I don’t think growing up I had much messaging about a good life but I certainly got a lot around “better than” life. The world, especially in countries like India, is competitive, because the narrative is that there aren’t enough opportunities to go around (there could be, but there aren’t in the current structure). So for a long time, I thought of my life as ‘worse than’. In retrospect, most all of those comparisons were pointless because of what they focused on. They were not my values or hopes.
Knowing what is not ‘it’ has been the starting point to many life decisions and changes for me. Off late, my need to know whether we live in a fundamentally ‘good or bad’ world has become more urgent, to the point where I surprise people with this question (what’s life without surprises). I will say that to me feel safe and secure is the absolute core for any of the other questions to be answered or lived. While we all experience fear differently, there are absolute fears for one’s life and well-being based on gender, race, income, sexual orientation, that can (rightfully) completely weaken our ability to live well.

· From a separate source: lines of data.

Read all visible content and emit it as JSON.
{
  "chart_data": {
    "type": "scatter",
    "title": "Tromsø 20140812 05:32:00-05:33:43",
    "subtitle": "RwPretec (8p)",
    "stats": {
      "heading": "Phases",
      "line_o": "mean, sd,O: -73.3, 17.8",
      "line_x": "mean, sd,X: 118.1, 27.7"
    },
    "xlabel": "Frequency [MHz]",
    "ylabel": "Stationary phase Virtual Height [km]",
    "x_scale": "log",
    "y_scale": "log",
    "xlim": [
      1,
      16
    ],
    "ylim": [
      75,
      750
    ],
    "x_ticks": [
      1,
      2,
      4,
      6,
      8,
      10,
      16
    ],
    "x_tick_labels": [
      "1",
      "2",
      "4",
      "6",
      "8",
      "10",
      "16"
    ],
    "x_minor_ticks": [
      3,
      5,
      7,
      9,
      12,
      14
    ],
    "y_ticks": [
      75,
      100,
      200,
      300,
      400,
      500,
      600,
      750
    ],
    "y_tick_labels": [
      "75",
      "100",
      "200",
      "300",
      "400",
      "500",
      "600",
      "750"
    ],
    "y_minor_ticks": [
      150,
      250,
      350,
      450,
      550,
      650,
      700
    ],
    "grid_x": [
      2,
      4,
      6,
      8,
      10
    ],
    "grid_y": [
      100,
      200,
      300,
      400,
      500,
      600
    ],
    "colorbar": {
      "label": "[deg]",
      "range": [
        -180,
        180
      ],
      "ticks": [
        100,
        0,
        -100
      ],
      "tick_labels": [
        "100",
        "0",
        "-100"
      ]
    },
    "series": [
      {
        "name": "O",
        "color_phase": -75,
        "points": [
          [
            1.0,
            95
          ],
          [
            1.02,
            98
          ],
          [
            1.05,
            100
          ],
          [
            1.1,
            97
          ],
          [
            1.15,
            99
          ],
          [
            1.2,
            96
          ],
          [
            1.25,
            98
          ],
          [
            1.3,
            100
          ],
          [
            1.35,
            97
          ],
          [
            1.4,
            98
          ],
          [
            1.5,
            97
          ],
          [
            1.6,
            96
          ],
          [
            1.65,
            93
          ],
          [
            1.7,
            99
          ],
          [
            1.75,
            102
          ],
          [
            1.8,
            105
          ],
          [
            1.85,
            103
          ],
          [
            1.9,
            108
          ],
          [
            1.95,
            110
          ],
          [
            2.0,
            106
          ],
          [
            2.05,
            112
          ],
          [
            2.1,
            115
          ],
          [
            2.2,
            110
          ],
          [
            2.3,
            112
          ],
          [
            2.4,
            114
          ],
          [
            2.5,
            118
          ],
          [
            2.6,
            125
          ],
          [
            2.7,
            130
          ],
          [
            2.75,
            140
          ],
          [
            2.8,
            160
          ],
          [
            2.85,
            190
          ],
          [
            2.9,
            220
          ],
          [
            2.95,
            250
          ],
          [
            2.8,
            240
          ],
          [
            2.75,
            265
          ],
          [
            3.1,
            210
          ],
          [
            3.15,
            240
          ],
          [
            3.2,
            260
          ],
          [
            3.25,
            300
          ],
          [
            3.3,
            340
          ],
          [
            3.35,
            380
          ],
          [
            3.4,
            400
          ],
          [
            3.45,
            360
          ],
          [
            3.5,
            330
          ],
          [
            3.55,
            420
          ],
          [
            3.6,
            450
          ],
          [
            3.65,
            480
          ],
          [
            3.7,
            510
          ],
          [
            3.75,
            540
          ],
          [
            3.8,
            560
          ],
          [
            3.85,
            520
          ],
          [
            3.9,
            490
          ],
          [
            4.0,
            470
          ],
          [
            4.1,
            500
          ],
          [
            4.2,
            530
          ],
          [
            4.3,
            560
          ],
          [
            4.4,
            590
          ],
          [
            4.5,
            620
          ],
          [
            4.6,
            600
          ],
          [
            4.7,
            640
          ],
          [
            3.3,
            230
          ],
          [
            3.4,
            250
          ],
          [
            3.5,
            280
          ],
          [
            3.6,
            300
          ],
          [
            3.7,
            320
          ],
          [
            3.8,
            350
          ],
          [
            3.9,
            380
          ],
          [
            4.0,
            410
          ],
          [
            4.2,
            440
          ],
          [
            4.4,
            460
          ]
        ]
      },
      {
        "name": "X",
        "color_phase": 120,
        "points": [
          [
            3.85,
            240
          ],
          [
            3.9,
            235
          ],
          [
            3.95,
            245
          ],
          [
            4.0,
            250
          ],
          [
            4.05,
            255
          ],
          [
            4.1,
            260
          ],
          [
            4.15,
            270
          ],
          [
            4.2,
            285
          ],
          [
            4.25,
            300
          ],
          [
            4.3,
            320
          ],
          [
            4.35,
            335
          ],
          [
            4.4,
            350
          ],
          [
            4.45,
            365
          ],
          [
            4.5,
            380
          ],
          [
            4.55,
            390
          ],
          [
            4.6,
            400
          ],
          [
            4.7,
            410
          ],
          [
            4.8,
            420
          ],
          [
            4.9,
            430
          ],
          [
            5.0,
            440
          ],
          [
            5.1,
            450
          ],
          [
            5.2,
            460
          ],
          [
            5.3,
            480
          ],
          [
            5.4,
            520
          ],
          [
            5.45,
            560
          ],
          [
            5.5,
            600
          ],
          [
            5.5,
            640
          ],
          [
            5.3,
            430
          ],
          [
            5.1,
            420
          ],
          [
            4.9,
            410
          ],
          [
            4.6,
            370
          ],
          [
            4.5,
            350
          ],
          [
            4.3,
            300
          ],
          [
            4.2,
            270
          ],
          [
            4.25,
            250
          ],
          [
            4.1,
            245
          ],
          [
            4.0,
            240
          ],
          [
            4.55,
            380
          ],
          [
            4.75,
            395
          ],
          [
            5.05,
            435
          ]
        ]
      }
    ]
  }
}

A good life is bigger than what I began with: bigger here is really about the scope and vastness of my life, and not the size of assets or bank balances. Financial security is ESSENTIAL. What I mean in this context is being able to experience more than just the place and country I was born in, the adults in my early life, the educational experiences I had, how I defined and experienced friendships, work relationships and more in my early twenties and how that has grown to be more expansive. I have also learned that traveling, new spaces, unexpected interactions are not transformational by themselves; unless I am open to the idea of changing, I could travel the world and return with the same small mind.
A good life is about finding the balance, living in it as fully as is in reach, and forgiving yourself often: this is the one that I think is ongoing, and balance looks different ever day and perhaps even in each moment. We often talk about the seasons of life, and what is within reach at one point in time (the endless energy of my twenties comes to mind), is not always available. Several of us live with a voice that can be both ruminative and remonstrative, taking us away from the here and now. I think the distraction of having sixty different things to choose from at any given time is not helpful either; I can’t see a way to balance well without focus. I try to remind myself of this quote (which can mean many different things): the days are long but the years are short.

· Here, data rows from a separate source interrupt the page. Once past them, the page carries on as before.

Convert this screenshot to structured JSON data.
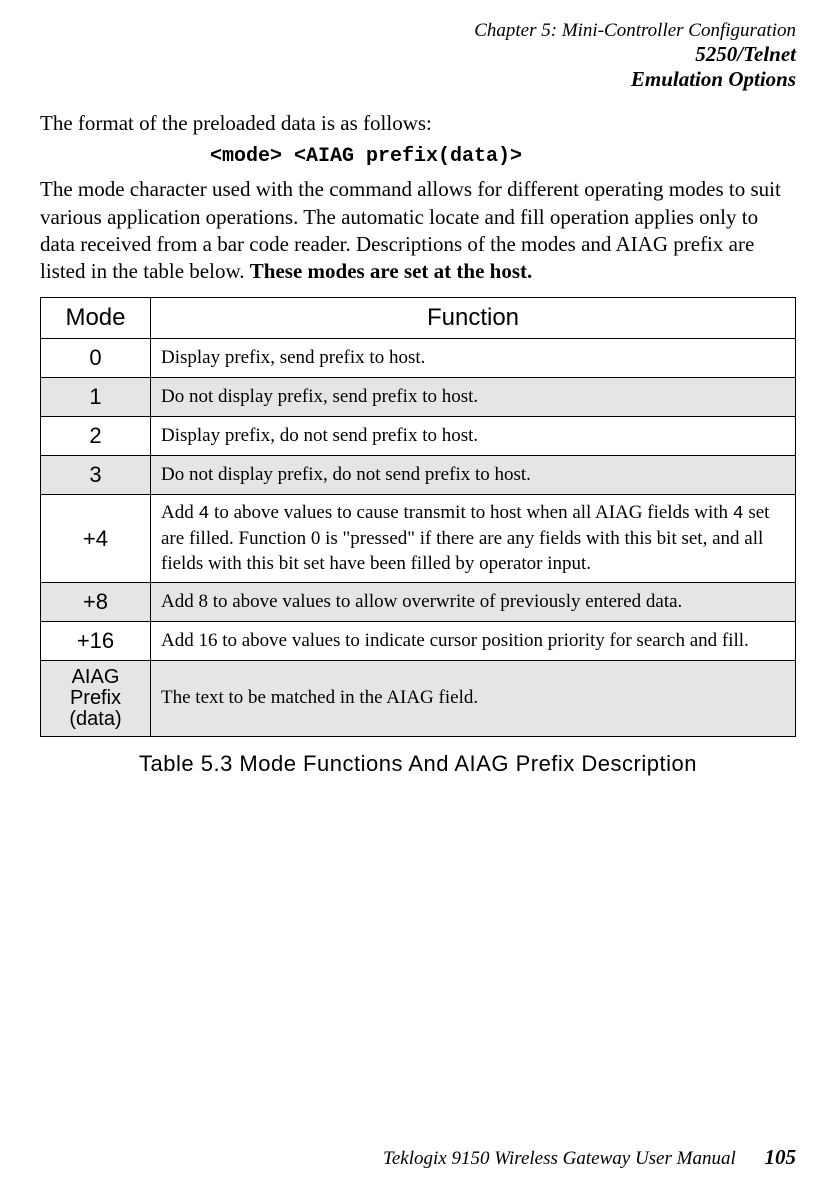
{
  "header": {
    "chapter": "Chapter 5:  Mini-Controller Configuration",
    "section1": "5250/Telnet",
    "section2": "Emulation Options"
  },
  "intro": {
    "line1": "The format of the preloaded data is as follows:",
    "code": "<mode> <AIAG prefix(data)>",
    "para2_part1": "The mode character used with the command allows for different operating modes to suit various application operations. The automatic locate and fill operation applies only to data received from a bar code reader. Descriptions of the modes and AIAG prefix are listed in the table below. ",
    "para2_bold": "These modes are set at the host."
  },
  "table": {
    "headers": {
      "mode": "Mode",
      "function": "Function"
    },
    "rows": [
      {
        "mode": "0",
        "func": "Display prefix, send prefix to host.",
        "gray": false
      },
      {
        "mode": "1",
        "func": "Do not display prefix, send prefix to host.",
        "gray": true
      },
      {
        "mode": "2",
        "func": "Display prefix, do not send prefix to host.",
        "gray": false
      },
      {
        "mode": "3",
        "func": "Do not display prefix, do not send prefix to host.",
        "gray": true
      },
      {
        "mode": "+4",
        "func_parts": {
          "p1": "Add ",
          "c1": "4",
          "p2": " to above values to cause transmit to host when all AIAG fields with ",
          "c2": "4",
          "p3": " set are filled. Function 0 is \"pressed\" if there are any fields with this bit set, and all fields with this bit set have been filled by operator input."
        },
        "gray": false
      },
      {
        "mode": "+8",
        "func": "Add 8 to above values to allow overwrite of previously entered data.",
        "gray": true
      },
      {
        "mode": "+16",
        "func": "Add 16 to above values to indicate cursor position priority for search and fill.",
        "gray": false
      },
      {
        "mode_multi": {
          "l1": "AIAG Prefix",
          "l2": "(data)"
        },
        "func": "The text to be matched in the AIAG field.",
        "gray": true
      }
    ],
    "caption": "Table 5.3 Mode Functions And AIAG Prefix Description"
  },
  "footer": {
    "text": "Teklogix 9150 Wireless Gateway User Manual",
    "page": "105"
  }
}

A good life is shaped in varying degrees by where you come from, where you are, and where you will be: Having the ability to impact the weight of each of these categories is, for me, privilege. For me, the distance I would travel between where I was and where I am, was unimaginable. I don’t mean just geography, but also the mental and emotional risky leap in realizing that an early, orchestrated by others, marriage was a poor choice for me and that discomfort necessitated change. I grew up seeing ungenerous adults (not my parents), the ones with diamond-clad hands who bargained over pennies with daily wage laborers; the ones who used veiled barbs and humblebrags to put others down. Being able to physically distance myself has helped me identify, label, and mentally step away from these.

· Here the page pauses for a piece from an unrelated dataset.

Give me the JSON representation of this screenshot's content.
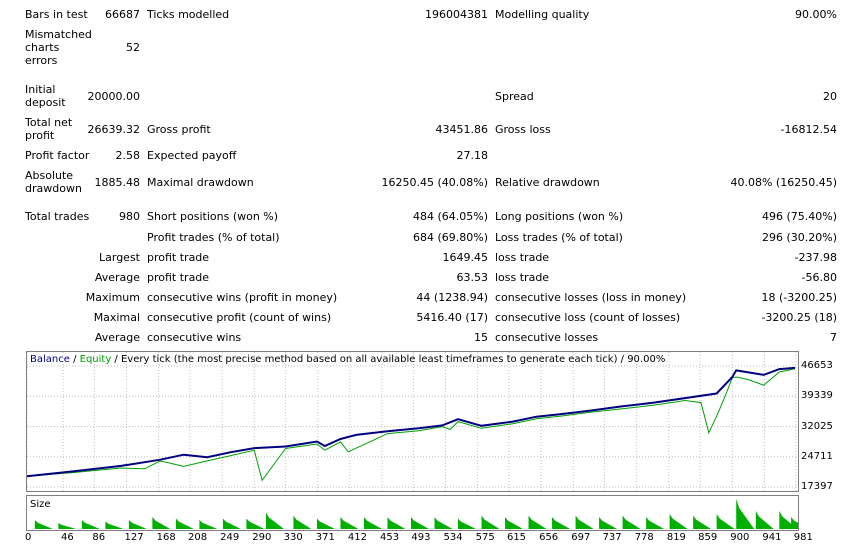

I don’t think this is the entire ‘recipe’ for a good life; rather the components I have been able to consciously identify and articulate. That has taken work, reflecting on when I feel well, happy versus when I find myself brooding, being anxious and just reactive. Mental real estate is important, and who and what I let in in my life, is something I curate and reflect on often. As the saying goes, when people show who you are, believe them.